But we also live in a world where, almost daily, some expert’s previous certainty is discredited by new analysis. Diets once thought to be foolproof are ridiculed; management practices once decried are suddenly praised. So how should we treat the next piece of advice we get from a scholar or a consultant?

Philosophers of science, who study this issue, generally recommend that we simply trust what we hear from well-credentialed people who seem competent and sincere. But I think we can do better. We should always think critically about what we hear or read.

In my experience, “fresh eyes” often find errors that have eluded expert minds. We owe it to ourselves to handle each item of expertise the way we would a piece of fruit we’re about to buy — gauging how wholesome and ripe it is. Here are my thoughts on how to do that.

Dare to Doubt

In the second most popular TED talk of all time,1 social psychologist Amy Cuddy tells us that holding certain physical postures boosts our power hormones and makes us more courageous; however, attempts to replicate that result have failed.2 European governments chose to adopt austerity policies in part because esteemed Harvard economists Carmen Reinhart and Kenneth Rogoff told them that high debt levels cause a sudden drop in economic growth.3 Then a graduate student, Thomas Herndon, discovered that their claim was influenced by an Excel spreadsheet error.4

Experts fool themselves all the time, especially when a problem is messy and the analysis is difficult. The replication crisis — whereby scientific findings are increasingly being revealed as tough to reproduce — is plaguing psychology, economics, and medical research.5

No one really knows the extent to which empirical findings can be trusted, but some people have tried to guess. Stanford professor John Ioannidis argues that most medical research results are false.6 Economists J. Bradford DeLong and Kevin Lang make a similar claim about the field of economics.7 In a Strategic Management Journal article, my coauthor Brent Goldfarb and I estimate, very roughly, that about 20% of the research findings in business management are based on little more than random noise.8 Would you trust the word of someone who gave you bad advice one time in five?

Lesson: Don’t hesitate to challenge expert analysis.

Distinguish Stories From Predictions

Most of what we read from scholars, scientists, and other experts are stories that emerge from analysis of patterns in data. Experts ask, “Which companies succeed?” or “Which people make good leaders?” and then weave narratives that describe the patterns: “Companies that ‘stick to their knitting’ succeed” or “Authentic people are better leaders.” These stories are conjectures, Sherlock Holmes-style.

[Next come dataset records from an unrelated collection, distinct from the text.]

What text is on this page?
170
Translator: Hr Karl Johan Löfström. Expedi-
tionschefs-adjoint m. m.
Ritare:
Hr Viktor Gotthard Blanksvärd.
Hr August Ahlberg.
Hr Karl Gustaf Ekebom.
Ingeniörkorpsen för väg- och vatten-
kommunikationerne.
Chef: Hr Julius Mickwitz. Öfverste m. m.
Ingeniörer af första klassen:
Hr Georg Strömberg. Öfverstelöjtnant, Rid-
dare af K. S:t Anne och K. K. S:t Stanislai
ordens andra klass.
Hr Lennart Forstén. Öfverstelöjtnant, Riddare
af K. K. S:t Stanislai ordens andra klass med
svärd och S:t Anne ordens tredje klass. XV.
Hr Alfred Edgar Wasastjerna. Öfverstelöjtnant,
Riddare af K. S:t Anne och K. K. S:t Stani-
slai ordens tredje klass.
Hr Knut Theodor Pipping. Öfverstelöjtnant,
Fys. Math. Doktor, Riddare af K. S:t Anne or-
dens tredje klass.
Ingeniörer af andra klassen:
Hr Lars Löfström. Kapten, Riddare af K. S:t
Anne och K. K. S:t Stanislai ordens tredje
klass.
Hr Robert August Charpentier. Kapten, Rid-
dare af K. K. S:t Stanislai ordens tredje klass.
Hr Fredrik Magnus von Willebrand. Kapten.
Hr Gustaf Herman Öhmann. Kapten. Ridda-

All of us, including experts, fall in love with our guesses and the stories we tell about them. I once asked a world-famous business scientist if he had ever tested his theory by trying to predict future events. He said he didn’t need to, because his theory predicted the past so well. He had forgotten that a story explains and a theory predicts.

To make sure our theories are predictive, we must test them against new information. Big-data analysts have learned this the hard way — by seeing exciting discoveries later debunked as products of chance. So, nowadays, the best analysts split their data into halves, first developing the story or model (the “training set” of data) and then evaluating it (the “validation set”). If they don’t get the same result for both halves, they conclude they don’t have a predictive result.9

Lesson: When an expert links a cause to a supposed effect, ask whether it’s a story to make sense of the past or a theory to forecast the future.

Question Assumptions

Analyzing empirical evidence always requires assumptions, sometimes so many that the process has been described as a trail with forking paths.10 At each fork, the analysts must make an assumption that may influence the final outcome. One problematic and common type of assumption involves how to assign values to variables that cannot be measured directly.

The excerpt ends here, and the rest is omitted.